- Court: Supreme Court of the United Kingdom
- Full case name: Director of Public Prosecutions v Ziegler and others
- Decided: 25 June 2021
- Citations: [2021] UKSC 23; [2021] 3 WLR 179;
- Transcript: Judgment at BAILII

Case history
- Appealed from: [2019] EWHC 71

= DPP v Ziegler =

2021 Supreme Court of the United Kingdom case

Director of Public Prosecutions v Ziegler and others [[Case citation|[2021] UKSC 23]] is a judgment of the Supreme Court of the United Kingdom.

== Facts ==
In 2017, the Defence and Security Equipment International was held at ExCeL London. Four protestors opposed the arms trade and staged a protest to disrupt the fair and deliveries to the fair. The protest involved the appellants lying down in the middle of the road that approached the ExCeL Centre and locking themselves to lock boxes. The police at the scene attempted to persuade the appellants to remove themselves from the road, using a "five stage process". When that failed, the police arrested the appellants, it then took 90 minutes to remove the lock boxes.

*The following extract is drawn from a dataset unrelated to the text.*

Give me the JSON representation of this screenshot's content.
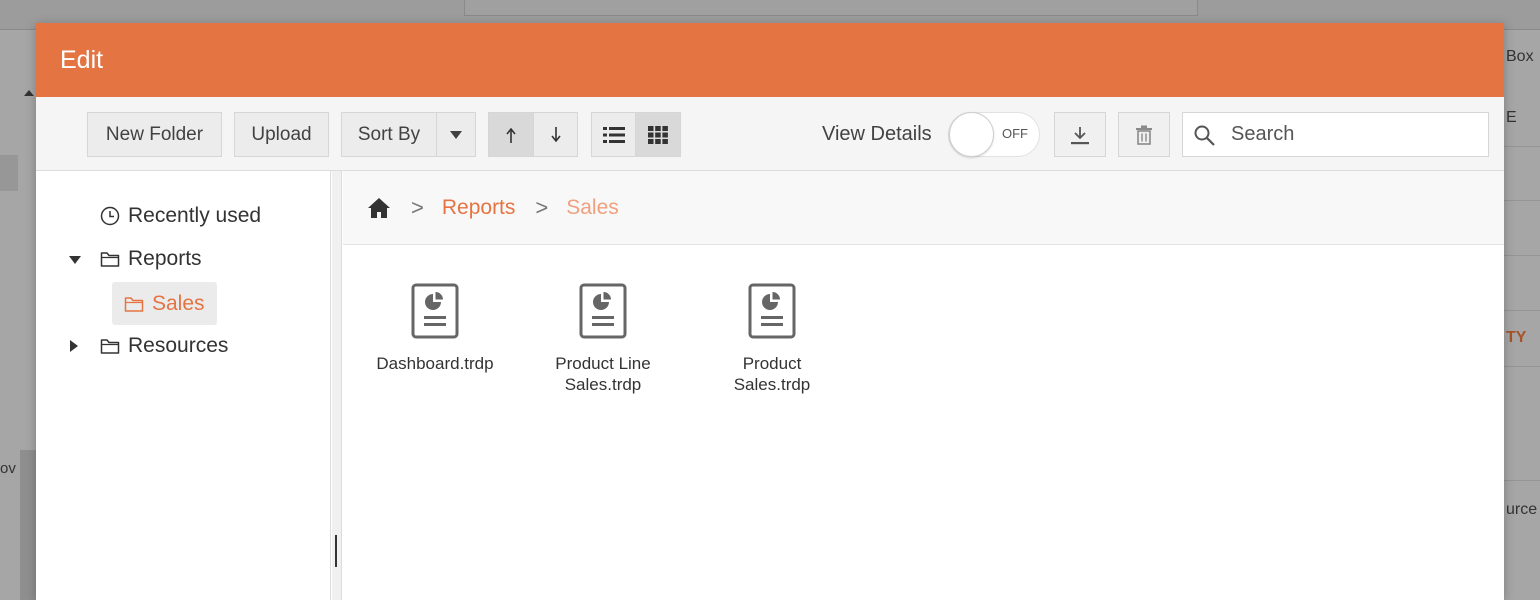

The appellants were charged with wilful obstruction of a highway without lawful authority or excuse, contrary to section 137(1) of the Highways Act 1980 (1980 Act), and were acquitted at trial. The district judge at trial took into consideration the appellants' Article 10 and 11 rights under the ECHR and the proportionality of the police's interference with those rights, and found that the prosecution had failed to prove that the obstruction of the highway was unreasonable. The appellants could therefore rely on the defence of lawful excuse. The respondent appealed by way of case stated—a type of appeal that deals with a question of law, not fact.

=== Appeals ===
The High Court—in its appellate function—allowed the appeal and directed that convictions be entered against the appellants. The High Court held that the trial court's assessment of the proportionality of interfering with the appellant's ECHR rights was wrong because the district judge failed to "strike a fair balance" between the interests of the appellants and the public. The High Court refused the appellants' application for permission to appeal but certified two points of law "of general public importance".

The Supreme Court itself granted permission to appeal, and the parties agreed that the issues in the appeal, as certified by the High Court as points of general public importance, were:

- What was the test to be applied by an appellate court to an assessment of the trial court in respect of a statutory defence of lawful excuse when ECHR rights are engaged in a criminal matter?
- Is deliberate physically obstructive conduct capable of constituting a lawful excuse for the purposes of section 137 of the 1980 Act, where the impact of the deliberate obstruction on other highway users is more than de minimis, and prevents, or is capable of preventing them, from passing along the highway?

== Judgment ==
The Supreme Court allowed the appeal and directed the convictions of the appellants be set aside.

=== The appellate test ===
In answering the first certified question, the Supreme Court held that section 137(1) of the 1980 Act must be read so as to comply with the ECHR. This means that the trial court had to consider whether the police's interference with the appellants' Article 10 and 11 rights by arresting them was proportionate. If found to be disproportionate, the appellant would have a defence of lawful excuse to the underlying criminal offence.

The Supreme Court held that the appellate test for the High Court to apply in appeals by way of case stated, including in this case, was whether the court's conclusion was "one which was reasonably open to it", meaning it was not "Wednesbury irrational or perverse". In this approach, a conclusion of fact would be open to challenge only if it is one that no reasonable court could have reached on the facts, or if there was an error of law that was material to the decision. In accordance with that test, where the statutory defence depends on an assessment of proportionality, the Supreme Court held that "an appeal will lie if there is an error or flaw in the reasoning on the face of the case which undermines the cogency of the conclusion on proportionality".

The Supreme Court held that the appellate test to apply in appeals such as this was whether the decision of the trial court was one that no reasonable court would have made or whether there was an error of law material to the decision. Further, where proportionality was concerned, if there were an error in the trial court's reasoning that undermined the cogency of the conclusion on proportionality, an appeal would be allowed.

=== Deliberately obstructive conduct, lawful excuse, and section 137 ===
In answering the second certified question, the Supreme Court reviewed European case law that showed that intentional disruption and obstructive action by protestors benefits from the protections of Article 10 and 11. However, the extent of the disruption and whether it is intentional are factors to consider in assessing proportionality. The Supreme Court set out other factors that were relevant for the trial court to consider when evaluating proportionality, including whether the action was intended to be peaceful, whether it involved the commission of an offence other than the section 137 offence, whether it was carefully targeted at vehicles heading to the ExCeL Centre, and whether it was of limited duration.

As a result, the Supreme Court concluded that the trial court was right to consider those factors when assessing the proportionality of the interference with the appellant's ECHR rights and in finding the interference to be disproportionate. Further, the trial court made no error or flaw in its reasoning such as would undermine the cogency of its conclusion on proportionality in favour of the appellants.

== Significance ==
Following the ruling in Ziegler, several cases were discontinued by the prosecution or given uncontested appeals.